For most acoustic applications, I select EQ type 3 and start with a frequency range around 10 kHz. This lifts up the picking and air range of the guitar, and increases its clarity in the mix. It’s easy to grab the yellow band marker, and sweep it around with your mouse, to find what frequency area works best for that instrument. Experiment with the Q, which is how wide or narrow that selected band is. The wider the Q, the more frequencies around your ‘point’ will be. When you narrow the Q, you affect less frequencies around it, making it more surgical.
Then I will enable the LF filter and cut the bottom end out anywhere in the 100–150 Hz range. Once again, this helps clean up the bottom of the track to make room for other instruments.
MASSENBERG DESIGNWORKS MDWEQ5
Massenberg DesignWorks MDWEQ5, which is also a UAD release, is a 5-band Parametric EQ that’s clean and precise. It has little to no coloration, and they spent years focusing on just how the filters work in the digital domain.
Since it is quite subtle, one of the first things I do is push up the highs with a shelf EQ around 4 kHz, which adds air to the top spectrum of the strings. Note I would not normally do that with most EQ’s, only with very precise clean ones such as this. It’s almost shocking how high you can turn this band up while still retaining a pure sound.

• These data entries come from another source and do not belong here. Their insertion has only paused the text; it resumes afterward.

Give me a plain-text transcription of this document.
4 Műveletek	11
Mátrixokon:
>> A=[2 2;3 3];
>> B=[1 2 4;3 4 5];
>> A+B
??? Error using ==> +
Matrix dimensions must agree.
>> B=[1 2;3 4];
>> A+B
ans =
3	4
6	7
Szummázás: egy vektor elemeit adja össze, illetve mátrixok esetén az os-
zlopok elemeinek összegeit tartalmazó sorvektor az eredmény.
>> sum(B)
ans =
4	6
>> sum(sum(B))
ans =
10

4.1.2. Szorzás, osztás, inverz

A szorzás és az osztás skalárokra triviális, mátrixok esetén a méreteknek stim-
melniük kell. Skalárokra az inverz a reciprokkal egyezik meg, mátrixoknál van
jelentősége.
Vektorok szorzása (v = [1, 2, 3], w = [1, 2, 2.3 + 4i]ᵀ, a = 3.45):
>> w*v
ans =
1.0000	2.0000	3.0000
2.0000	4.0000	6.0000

Next I will cut down some of the lows around 120 Hz, and possibly even sweep around and scoop down some of the low mids in the 300 Hz–500 Hz range, depending on how the guitar was recorded, etc.
As you might imagine, every track will have its own sonic needs as far as guitar EQ goes. Overall, I find EQs that have coloration, such as those from Neve and API work great on electric guitars. Those that are ultra clean and pristine, such as Sonnox and Massenberg, work great on acoustic guitars. Use your ears and go for it.